Op 19 juli 2023 heeft de Rechtbank Zeeland-West-Brabant uitspraak gedaan in een strafzaak tegen een verdachte die betrokken was bij een geweldsincident op 15 oktober 2022 in Terneuzen. De verdachte werd beschuldigd van openlijke geweldpleging in vereniging, waarbij hij samen met anderen heeft geprobeerd een slachtoffer te doden of hem zwaar lichamelijk letsel toe te brengen. De rechtbank heeft vastgesteld dat de tenlastelegging geldig was en dat de officier van justitie ontvankelijk was in de vervolging. Tijdens de zitting op 5 juli 2023 zijn de standpunten van de officier van justitie en de verdediging besproken. De officier van justitie stelde dat de verdachte op camerabeelden te zien was terwijl hij het slachtoffer met kracht tegen het hoofd schopte, wat leidde tot een reële kans op ernstig letsel of de dood. De verdediging betwistte dit en stelde dat het letsel van het slachtoffer gering was en dat de verdachte niet opzettelijk geweld had gepleegd.

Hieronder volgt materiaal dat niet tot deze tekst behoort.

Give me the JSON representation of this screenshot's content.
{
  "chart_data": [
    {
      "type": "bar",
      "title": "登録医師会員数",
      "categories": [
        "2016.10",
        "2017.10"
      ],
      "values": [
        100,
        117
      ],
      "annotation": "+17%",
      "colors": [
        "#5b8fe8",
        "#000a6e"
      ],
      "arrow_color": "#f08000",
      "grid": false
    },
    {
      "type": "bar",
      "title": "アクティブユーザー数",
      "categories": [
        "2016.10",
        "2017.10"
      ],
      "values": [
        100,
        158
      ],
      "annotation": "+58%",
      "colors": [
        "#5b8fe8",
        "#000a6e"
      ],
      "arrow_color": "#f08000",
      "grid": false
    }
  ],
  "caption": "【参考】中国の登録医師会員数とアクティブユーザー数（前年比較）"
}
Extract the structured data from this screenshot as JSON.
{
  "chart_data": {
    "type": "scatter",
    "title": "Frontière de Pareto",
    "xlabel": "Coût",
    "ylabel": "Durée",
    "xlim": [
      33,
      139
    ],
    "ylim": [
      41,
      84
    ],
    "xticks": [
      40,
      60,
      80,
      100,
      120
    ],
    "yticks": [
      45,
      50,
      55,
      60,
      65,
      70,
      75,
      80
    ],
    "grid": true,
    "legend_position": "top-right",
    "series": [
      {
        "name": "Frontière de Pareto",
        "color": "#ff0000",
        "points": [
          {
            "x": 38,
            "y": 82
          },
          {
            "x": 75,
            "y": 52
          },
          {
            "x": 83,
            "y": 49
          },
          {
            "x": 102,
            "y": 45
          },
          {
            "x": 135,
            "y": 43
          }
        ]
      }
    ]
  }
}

De rechtbank heeft de camerabeelden bekeken en geconcludeerd dat er onvoldoende bewijs was voor de poging tot doodslag of zware mishandeling. De rechtbank sprak de verdachte vrij van deze beschuldigingen, maar oordeelde dat hij wel schuldig was aan openlijke geweldpleging in vereniging. De rechtbank oordeelde dat de verdachte een significante bijdrage had geleverd aan het geweld tegen het slachtoffer, wat leidde tot de bewezenverklaring van openlijke geweldpleging.

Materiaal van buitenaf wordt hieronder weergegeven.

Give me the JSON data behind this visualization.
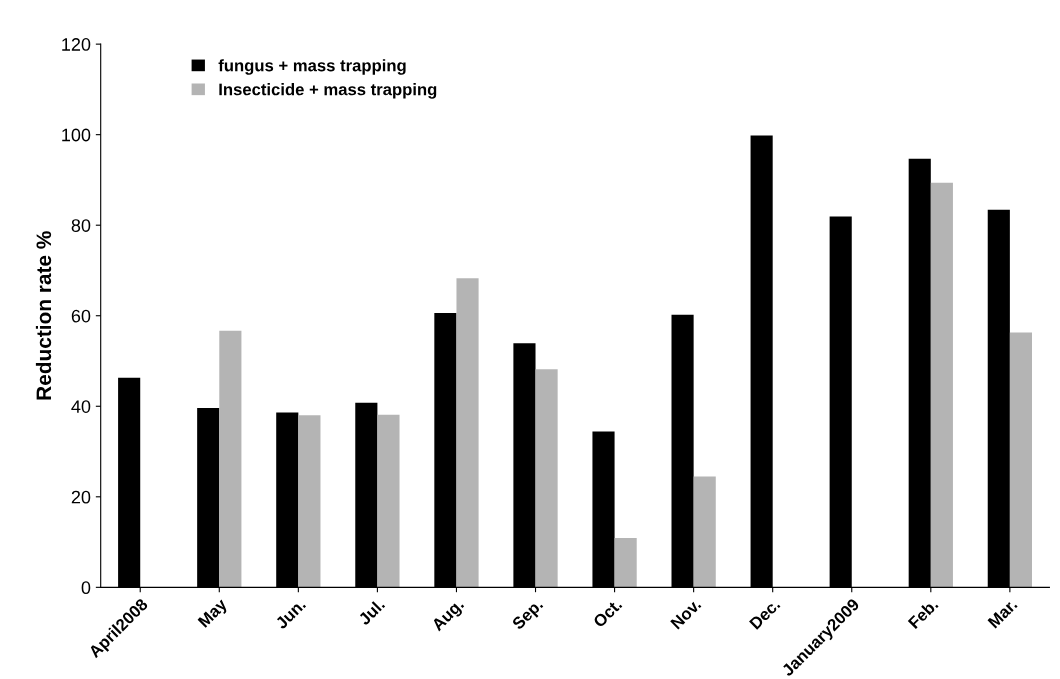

Bij de strafoplegging hield de rechtbank rekening met de ernst van het feit, de persoonlijke omstandigheden van de verdachte en het advies van de reclassering. De rechtbank legde een taakstraf op van 200 uur, te vervangen door 100 dagen hechtenis, en een voorwaardelijke gevangenisstraf van 2 maanden met een proeftijd van 2 jaar. De rechtbank besloot geen vrijheidsbeperkende maatregel op te leggen, aangezien het om een incident ging.